Howard Gray leaned on his hoe. "You don't need to hire a boy," he said gravely; "we'll be only too glad to help you all you need."

"Thank you. But, you see, you've got too much to do already, and I can't add to your burdens, or feel free to ask favors, unless you'll let me do it in a business way."

Mr. Gray turned his hoe over, and began to hack at the ground. "I see how you feel," he began, "but--"

"If Thomas could do it evenings, at whatever the rate is around here by the hour, I should be very glad. If not, please find me a boy."

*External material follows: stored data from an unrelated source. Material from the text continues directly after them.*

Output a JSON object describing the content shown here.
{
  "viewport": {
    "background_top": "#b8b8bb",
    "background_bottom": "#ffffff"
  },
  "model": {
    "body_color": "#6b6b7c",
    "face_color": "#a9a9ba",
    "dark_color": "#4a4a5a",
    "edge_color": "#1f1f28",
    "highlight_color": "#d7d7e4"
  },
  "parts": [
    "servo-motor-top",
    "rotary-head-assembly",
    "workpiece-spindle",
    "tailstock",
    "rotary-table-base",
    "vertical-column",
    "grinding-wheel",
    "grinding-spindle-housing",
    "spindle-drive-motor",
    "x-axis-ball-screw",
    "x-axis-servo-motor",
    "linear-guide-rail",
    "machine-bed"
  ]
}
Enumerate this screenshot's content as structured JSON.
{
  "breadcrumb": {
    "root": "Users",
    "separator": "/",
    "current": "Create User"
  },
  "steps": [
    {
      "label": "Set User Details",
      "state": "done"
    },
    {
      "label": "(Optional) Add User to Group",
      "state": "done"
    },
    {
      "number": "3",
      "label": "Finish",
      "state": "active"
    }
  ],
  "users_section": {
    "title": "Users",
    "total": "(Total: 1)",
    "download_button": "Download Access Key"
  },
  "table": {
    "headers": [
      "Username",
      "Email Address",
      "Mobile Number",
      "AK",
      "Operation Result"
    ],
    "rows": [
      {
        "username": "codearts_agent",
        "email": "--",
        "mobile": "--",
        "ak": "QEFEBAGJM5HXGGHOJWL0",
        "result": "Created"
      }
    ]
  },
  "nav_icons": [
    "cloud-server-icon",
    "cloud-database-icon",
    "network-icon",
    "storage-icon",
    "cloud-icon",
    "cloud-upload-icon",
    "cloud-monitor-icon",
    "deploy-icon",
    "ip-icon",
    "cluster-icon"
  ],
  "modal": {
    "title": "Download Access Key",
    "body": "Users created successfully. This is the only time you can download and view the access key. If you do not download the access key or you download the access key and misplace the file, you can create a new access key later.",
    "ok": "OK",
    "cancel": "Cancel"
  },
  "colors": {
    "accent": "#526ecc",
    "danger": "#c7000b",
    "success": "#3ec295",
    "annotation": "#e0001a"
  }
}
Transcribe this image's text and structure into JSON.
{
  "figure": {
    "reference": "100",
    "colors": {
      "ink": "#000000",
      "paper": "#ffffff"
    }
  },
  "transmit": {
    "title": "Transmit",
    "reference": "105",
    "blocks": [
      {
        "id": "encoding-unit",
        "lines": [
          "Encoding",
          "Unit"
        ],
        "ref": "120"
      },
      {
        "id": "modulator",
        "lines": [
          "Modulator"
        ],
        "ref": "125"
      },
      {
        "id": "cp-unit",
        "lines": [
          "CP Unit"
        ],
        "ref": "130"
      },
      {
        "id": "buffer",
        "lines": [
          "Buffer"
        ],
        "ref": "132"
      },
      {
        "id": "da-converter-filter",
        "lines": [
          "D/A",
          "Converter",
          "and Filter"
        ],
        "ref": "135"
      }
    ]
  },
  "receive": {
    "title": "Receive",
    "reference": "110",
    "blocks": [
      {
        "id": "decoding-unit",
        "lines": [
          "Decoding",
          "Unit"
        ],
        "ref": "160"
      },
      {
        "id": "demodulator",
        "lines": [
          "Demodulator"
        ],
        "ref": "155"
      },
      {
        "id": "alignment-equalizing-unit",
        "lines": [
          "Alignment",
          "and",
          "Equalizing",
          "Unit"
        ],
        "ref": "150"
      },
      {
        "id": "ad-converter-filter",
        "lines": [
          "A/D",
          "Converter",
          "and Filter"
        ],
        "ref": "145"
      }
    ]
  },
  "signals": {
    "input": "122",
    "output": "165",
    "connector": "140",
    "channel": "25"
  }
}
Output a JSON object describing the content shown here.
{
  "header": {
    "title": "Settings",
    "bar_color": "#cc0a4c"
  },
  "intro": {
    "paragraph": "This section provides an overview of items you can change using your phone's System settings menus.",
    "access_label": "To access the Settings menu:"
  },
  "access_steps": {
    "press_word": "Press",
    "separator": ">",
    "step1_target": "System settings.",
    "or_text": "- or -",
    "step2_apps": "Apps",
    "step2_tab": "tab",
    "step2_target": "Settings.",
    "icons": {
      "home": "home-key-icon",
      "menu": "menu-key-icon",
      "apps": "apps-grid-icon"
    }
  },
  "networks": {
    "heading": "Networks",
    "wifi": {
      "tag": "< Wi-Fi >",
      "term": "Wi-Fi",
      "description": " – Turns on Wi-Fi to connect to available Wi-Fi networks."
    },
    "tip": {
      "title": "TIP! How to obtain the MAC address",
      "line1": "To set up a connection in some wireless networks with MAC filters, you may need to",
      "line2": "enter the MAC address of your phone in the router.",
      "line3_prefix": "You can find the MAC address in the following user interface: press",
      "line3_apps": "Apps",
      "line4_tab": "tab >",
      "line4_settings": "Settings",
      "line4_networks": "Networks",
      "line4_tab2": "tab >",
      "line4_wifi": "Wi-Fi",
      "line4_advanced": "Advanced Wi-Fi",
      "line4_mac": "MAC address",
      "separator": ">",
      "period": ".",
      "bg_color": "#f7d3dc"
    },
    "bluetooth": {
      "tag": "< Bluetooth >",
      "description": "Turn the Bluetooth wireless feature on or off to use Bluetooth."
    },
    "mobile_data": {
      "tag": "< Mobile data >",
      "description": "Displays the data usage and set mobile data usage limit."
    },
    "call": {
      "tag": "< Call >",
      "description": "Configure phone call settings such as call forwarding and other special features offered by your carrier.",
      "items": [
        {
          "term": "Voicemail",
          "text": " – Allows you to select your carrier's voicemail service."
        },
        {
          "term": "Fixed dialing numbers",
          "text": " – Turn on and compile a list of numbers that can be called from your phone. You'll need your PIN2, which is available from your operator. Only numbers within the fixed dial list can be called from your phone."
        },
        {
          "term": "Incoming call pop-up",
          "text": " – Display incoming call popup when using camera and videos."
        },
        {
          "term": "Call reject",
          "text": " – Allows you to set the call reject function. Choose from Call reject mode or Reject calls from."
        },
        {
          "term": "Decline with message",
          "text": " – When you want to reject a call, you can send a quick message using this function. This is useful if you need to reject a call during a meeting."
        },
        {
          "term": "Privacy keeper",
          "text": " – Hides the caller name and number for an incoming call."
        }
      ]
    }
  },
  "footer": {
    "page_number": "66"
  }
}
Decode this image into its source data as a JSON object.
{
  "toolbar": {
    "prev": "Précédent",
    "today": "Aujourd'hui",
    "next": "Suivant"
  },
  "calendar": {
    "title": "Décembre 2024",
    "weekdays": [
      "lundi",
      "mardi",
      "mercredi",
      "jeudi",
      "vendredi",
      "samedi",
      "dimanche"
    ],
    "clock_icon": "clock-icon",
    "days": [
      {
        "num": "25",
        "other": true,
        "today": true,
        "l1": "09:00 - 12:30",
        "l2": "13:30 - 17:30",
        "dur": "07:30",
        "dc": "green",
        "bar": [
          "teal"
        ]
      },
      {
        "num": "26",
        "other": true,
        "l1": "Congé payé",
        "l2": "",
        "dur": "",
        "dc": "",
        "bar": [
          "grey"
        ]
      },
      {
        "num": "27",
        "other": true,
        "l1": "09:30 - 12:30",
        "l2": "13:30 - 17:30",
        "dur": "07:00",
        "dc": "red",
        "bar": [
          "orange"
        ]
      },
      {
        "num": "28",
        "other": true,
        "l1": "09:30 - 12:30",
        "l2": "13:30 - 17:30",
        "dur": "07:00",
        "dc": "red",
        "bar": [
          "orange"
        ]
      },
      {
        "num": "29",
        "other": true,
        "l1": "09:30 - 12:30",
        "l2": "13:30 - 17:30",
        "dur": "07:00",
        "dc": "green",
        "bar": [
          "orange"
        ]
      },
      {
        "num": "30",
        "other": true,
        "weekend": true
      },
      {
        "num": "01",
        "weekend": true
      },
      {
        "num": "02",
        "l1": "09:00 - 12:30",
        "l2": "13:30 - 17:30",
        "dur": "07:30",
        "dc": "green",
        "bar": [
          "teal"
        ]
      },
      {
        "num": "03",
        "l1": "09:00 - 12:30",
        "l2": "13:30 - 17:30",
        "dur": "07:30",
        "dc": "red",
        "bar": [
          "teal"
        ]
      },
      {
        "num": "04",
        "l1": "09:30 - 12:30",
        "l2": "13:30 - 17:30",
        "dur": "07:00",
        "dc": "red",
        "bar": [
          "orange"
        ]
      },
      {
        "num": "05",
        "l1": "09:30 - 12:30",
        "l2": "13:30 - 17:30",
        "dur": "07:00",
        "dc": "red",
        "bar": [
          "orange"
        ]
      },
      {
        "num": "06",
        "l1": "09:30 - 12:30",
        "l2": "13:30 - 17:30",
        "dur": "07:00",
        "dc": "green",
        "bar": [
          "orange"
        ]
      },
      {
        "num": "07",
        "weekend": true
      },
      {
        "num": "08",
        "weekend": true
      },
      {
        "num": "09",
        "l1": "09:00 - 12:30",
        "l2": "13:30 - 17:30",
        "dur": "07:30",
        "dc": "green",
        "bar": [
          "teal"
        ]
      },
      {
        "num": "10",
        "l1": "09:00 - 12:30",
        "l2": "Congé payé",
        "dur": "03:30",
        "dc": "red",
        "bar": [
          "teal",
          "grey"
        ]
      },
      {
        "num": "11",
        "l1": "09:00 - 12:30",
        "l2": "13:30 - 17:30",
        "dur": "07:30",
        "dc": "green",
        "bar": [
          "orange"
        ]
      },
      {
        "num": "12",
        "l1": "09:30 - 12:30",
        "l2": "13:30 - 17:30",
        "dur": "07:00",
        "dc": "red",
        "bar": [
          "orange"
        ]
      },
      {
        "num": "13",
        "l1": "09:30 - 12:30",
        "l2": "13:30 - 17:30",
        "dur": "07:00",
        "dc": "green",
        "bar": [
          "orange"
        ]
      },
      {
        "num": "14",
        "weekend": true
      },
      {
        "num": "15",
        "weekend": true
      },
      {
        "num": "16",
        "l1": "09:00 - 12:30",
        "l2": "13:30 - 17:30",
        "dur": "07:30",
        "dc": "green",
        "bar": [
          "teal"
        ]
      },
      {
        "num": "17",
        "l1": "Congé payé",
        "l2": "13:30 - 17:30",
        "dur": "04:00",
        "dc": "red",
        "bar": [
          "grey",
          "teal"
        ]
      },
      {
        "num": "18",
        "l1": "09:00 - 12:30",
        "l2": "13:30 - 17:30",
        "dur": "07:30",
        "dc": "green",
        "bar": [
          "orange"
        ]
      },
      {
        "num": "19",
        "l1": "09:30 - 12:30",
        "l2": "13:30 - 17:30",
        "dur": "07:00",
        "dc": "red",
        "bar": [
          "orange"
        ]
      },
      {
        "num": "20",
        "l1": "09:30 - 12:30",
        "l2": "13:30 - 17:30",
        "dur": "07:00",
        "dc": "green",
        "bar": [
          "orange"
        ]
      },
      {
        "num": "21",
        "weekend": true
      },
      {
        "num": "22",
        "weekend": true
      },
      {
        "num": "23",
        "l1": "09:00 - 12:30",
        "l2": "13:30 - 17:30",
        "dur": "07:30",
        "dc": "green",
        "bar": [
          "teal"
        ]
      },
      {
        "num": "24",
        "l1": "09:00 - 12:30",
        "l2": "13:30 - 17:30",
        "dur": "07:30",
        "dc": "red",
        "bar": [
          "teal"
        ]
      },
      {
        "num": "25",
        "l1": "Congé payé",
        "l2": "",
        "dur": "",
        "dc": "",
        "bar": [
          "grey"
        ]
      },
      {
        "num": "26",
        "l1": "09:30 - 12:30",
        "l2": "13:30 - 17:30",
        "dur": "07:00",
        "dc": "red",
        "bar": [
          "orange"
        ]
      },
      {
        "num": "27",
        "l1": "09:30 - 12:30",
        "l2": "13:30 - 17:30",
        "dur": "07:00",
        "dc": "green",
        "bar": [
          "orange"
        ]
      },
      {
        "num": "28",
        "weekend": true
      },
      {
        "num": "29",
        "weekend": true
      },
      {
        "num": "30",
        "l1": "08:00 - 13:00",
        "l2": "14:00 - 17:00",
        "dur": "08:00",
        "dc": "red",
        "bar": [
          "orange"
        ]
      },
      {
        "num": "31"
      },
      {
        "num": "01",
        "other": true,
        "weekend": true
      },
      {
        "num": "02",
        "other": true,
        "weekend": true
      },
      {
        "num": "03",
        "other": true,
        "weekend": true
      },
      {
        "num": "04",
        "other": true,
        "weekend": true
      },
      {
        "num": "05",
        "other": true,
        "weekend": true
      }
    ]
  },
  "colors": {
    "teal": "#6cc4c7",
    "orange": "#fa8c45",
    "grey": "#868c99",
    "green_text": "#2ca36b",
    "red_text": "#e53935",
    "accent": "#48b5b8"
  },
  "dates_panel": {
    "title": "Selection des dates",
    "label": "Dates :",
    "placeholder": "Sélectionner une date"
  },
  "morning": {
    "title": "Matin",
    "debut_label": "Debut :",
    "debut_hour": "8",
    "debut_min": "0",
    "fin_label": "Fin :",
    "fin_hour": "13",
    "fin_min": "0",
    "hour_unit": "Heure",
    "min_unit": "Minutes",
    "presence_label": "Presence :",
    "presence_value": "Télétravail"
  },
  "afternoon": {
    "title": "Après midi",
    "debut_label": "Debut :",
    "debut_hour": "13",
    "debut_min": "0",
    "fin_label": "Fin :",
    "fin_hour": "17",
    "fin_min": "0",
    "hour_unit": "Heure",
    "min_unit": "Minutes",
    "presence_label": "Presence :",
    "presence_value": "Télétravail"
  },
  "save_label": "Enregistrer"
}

"Well?" demanded her husband, as she paused for breath.

"Well, Howard Gray, the first of them little changes is to be a great big piazza, to go across the whole front of the house! 'The kitchen porch is so small an' crowded,' says she, 'an' you can't see the river from there; I want a place to sit out evenings. Can't I have the fireplaces in my rooms unbricked,' she went on, 'an' the rooms re-papered an' painted? An', oh,--I've never lived in a house where there wasn't a bathroom before, an' I want to make that big closet with a window off my bedroom into one. We'll have a door cut through it into the hall, too,' says she, 'an' isn't there a closet just like it overhead? If we can get a plumber here--they're such slippery customers--he might as well put in two bathrooms as one, while he's about it, an' you shan't do my great washin's any more without some good set-tubs. An' Mrs. Gray, kerosene lamps do heat up the rooms so in summer,--if there's an electrician anywhere around here--' 'Mrs. Cary,' says I, 'you're an angel right out of Heaven, but we can't accept all this from you. It means two thousand dollars, straight.' 'About what I should pay in two months for my living expenses anywhere else,' says she. 'Favors! It's you who are kind to let me stay here, an' not mind my tearin' your house all to pieces. Thomas is goin' to drive me up to Wallacetown this evenin' to see if we can find some mechanics'; an' she got up, an' kissed me, an' strolled off."

"Thomas thinks she's the eighth wonder of the world," said his father; "she can just wind him around her little finger."

"She's windin' us all," replied his wife, "an' we're standin' grateful-like, waitin' to be wound."

"That's so--all except Austin. Austin's mad as a hatter at what she got him to do Sunday morning; he doesn't like her, Mary."

"Humph!" said his wife.

"Good-bye, Mrs. Gray, I'm going for a ride."

"Good-bye, dearie; sure it ain't too hot?"

"Not a bit; it's rained so hard all this week that I haven't had a bit of exercise, and I'm getting cross."

"Cross! I'd like to see you once! It still looks kinder thunderous to me off in the West, so don't go far."

"I won't, I promise; I'll be back by supper-time. There's Austin, just up from the hayfield--I'll get him to saddle for me." And Sylvia ran quickly towards the barn.

"You don't mean to say you're going out this torrid day?" he demanded, lifting his head from the tin bucket in which he had submerged it as she voiced her request, and eyeing her black linen habit with disfavor.

"It's no hotter on the highroad than in the hayfield."

"Very true; but I have to go, and you don't. Being one of the favored few of this earth, there's no reason why you shouldn't sit on a shady porch all day, dressed in cool, pale-green muslin, and sipping iced drinks."

"Did you ever see me in a green muslin? I'll saddle Dolly myself, if you don't feel like it."

She spoke very quietly, but the immediate consciousness of his stupid break did not improve Austin's bad temper.